Printer’s father sadly passed away not long after they moved into the B&B, and life changed immeasurably for young Anthony. “If I wanted anything I had to work for it, so I worked wherever I could.”
His first job in a kitchen was in family friends Mary and Michael Cadden’s establishment, The Asgard, and the chef reveals that it was this experience that got him set on the idea of cheffing.
“It’s a funny thing, what hooked me was the sheer craic really. But also, everyone worked together, working at such pace, putting out such numbers … we were so busy,” he explains.
After studying culinary arts, Printer worked in Galway before getting his first start in the two-Michelin-star kitchen of Patrick Guilbaud.
“From shelling langoustine ’til my fingers bled to thinking everyone spoke French because they shouted ‘oui’ all the time, I was hooked.”
Soon the chef was working at the prestigious three-Michelin-star Restaurant Gordon Ramsay in London, under Clare Smith, who has recently been voted the best female chef in the world.
Working upwards of 12 hour days doesn’t phase Printer these days. He had some serious training in that regard while he was in London.
“I’d leave north Clapham on the 5.47am tube to get to work for 6.30am. We got a break at 5pm for half an hour, and we in the pastry section finished at 1 or 1.30am. I’d get the night bus home and bed at 2.30am.”
He was soon promoted to demi chef de partie, but eventually he found he could not continue to meet the manic demands of the job.
Before giving into the call of home, he worked at various locations in Galway, including Ballynahinch Castle.
“It’s great to be back in Westport, it’s home. Working in The Sheebeen, 500 metres from where I grew up, there’s no feeling to beat that.”

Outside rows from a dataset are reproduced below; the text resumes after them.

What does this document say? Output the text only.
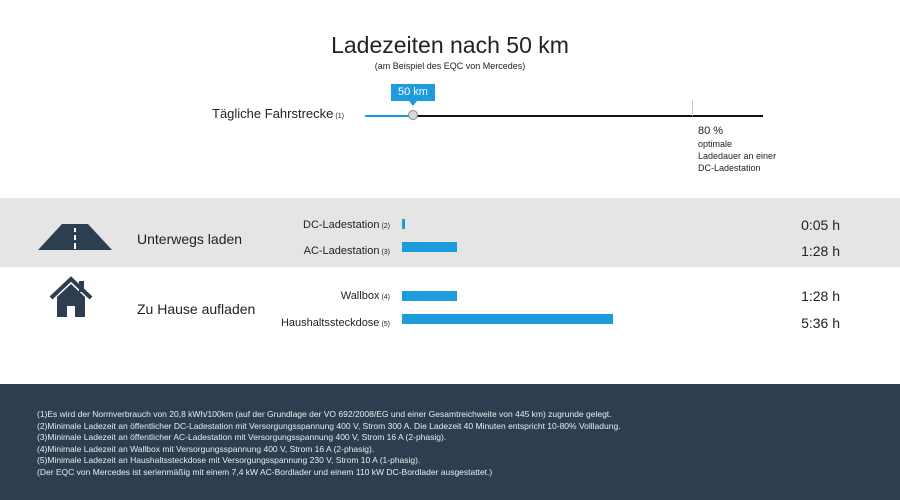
Ladezeiten nach 50 km
(am Beispiel des EQC von Mercedes)
Tägliche Fahrstrecke (1)
50 km
80 %
optimale
Ladedauer an einer
DC-Ladestation
Unterwegs laden
Zu Hause aufladen
DC-Ladestation (2)
AC-Ladestation (3)
Wallbox (4)
Haushaltssteckdose (5)
0:05 h
1:28 h
1:28 h
5:36 h
(1)Es wird der Normverbrauch von 20,8 kWh/100km (auf der Grundlage der VO 692/2008/EG und einer Gesamtreichweite von 445 km) zugrunde gelegt.
(2)Minimale Ladezeit an öffentlicher DC-Ladestation mit Versorgungsspannung 400 V, Strom 300 A. Die Ladezeit 40 Minuten entspricht 10-80% Vollladung.
(3)Minimale Ladezeit an öffentlicher AC-Ladestation mit Versorgungsspannung 400 V, Strom 16 A (2-phasig).
(4)Minimale Ladezeit an Wallbox mit Versorgungsspannung 400 V, Strom 16 A (2-phasig).
(5)Minimale Ladezeit an Haushaltssteckdose mit Versorgungsspannung 230 V, Strom 10 A (1-phasig).
(Der EQC von Mercedes ist serienmäßig mit einem 7,4 kW AC-Bordlader und einem 110 kW DC-Bordlader ausgestattet.)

His new appointment bore fruits sooner than many expected, including owner Colin Cronin. In March, just three months after taking up residency as head chef, the eatery won the Best Gastro Pub in Connacht at the Restaurant Association Awards.
Printer says the award meant a lot to all at Cronin’s Sheebeen. “It’s great for everyone in there … the long hours, people have recognised that. It was great to get it for Dolores and Colm, to give them that award.”
Looking to the future, Printer’s plans are ambitious and his standards are high, but ultimately, the head chef wants to bring joy to people through his food.
“We’re just going to keep doing what we’re doing, and whether we get awards or not, it’s more about keeping the locals happy. This is where I grew up, I want to be able to give them really, really great food and make them happy, that’s reward enough.”